We recognize that there may be cases where an attorney acts in conspiracy with state officers such that the attorney may lose his immunity to suit under the Civil Rights Act. See Pugliano v. Staziak, supra. This, however, is not such a ease. Here, in allegation (2), supra, plaintiff asserts that the defendant conspired with the District Attorney, who ostensibly acts under color of state law, to convince the plaintiff to plead guilty in return for a lighter sentence. The plaintiff complains that this alleged activity erased his presumption of innocence and “deprived him of equal protection and due process of law.” We find this contention to be plainly lacking in merit. The mere fact that defense counsel enters into “plea bargaining” with a District Attorney does not, in our view, deprive a defendant of any right, privilege or immunity secured by the Constitution or laws. Indeed, the United States Supreme Court has recently upheld the constitutionality of plea bargaining. Brady v. United States, 397 U.S. 742, 750-753, 90 S.Ct. 1463, 1470-1471, 25 L.Ed.2d 747 (May 4, 1970). Further, the plaintiff here was not compelled to follow the advice of his counsel and, in fact, it appears that he refused to do so, which resulted in counsel’s withdrawal from the case.
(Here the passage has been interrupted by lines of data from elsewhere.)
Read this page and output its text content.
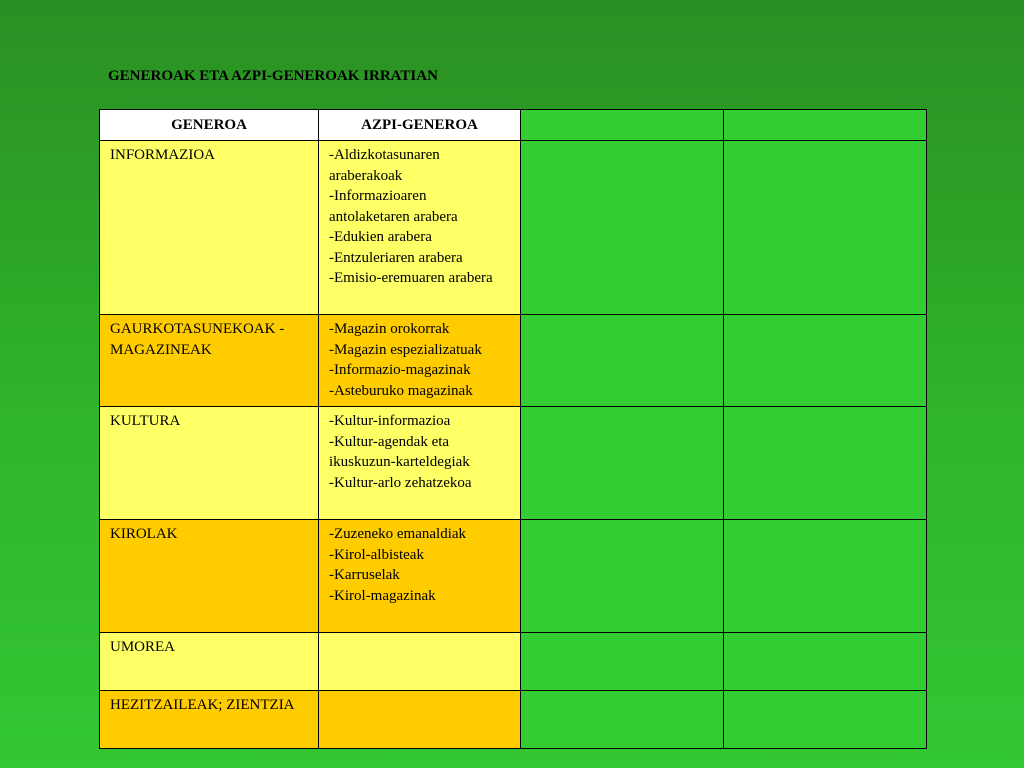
GENEROAK ETA AZPI-GENEROAK IRRATIAN
GENEROA	AZPI-GENEROA		
INFORMAZIOA	-Aldizkotasunaren araberakoak
-Informazioaren antolaketaren arabera
-Edukien arabera
-Entzuleriaren arabera
-Emisio-eremuaren arabera		

GAURKOTASUNEKOAK -MAGAZINEAK	-Magazin orokorrak
-Magazin espezializatuak
-Informazio-magazinak
-Asteburuko magazinak		

KULTURA	-Kultur-informazioa
-Kultur-agendak eta ikuskuzun-karteldegiak
-Kultur-arlo zehatzekoa		

KIROLAK	-Zuzeneko emanaldiak
-Kirol-albisteak
-Karruselak
-Kirol-magazinak		

UMOREA			
HEZITZAILEAK; ZIENTZIA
On the basis of the above, we find plaintiff’s complaint to be wholly lacking in merit and will, accordingly, deny his petition for leave to proceed in forma pauperis. Lockhart v. D’Urso, 408 F.2d 354 (3rd Cir. 1969).

. Plaintiff also cites 18 U.S.C. § 241 as a ground for his action. However, this section, which provides for punishment by fine or imprisonment for deprivation of certain Federal rights, privileges or im-munities, has no application to a civil suit under the Federal Civil Rights Act, 42 U.S.C. § 1981 et seq. Pugliano v. Staziak, 231 F.Supp. 347 (D.C.1964), aff’d per curiam, 345 F.2d 797 (3rd Cir. 1965); Agnew v. City of Compton, 239 F.2d 226 (9th Cir. 1956), cert. denied 353 U.S. 959, 77 S.Ct. 868, 1 L.Ed.2d 910 (1957).

. We should note that plaintiff collaterally complained of the defendant’s alleged conduct to the Pennsylvania Bar Association. After an investigation by the Montgomery County Bar Association, plaintiff, on February 7, 1969, was informed of their finding that he was “properly represented” and “no evidence of misconduct” was found.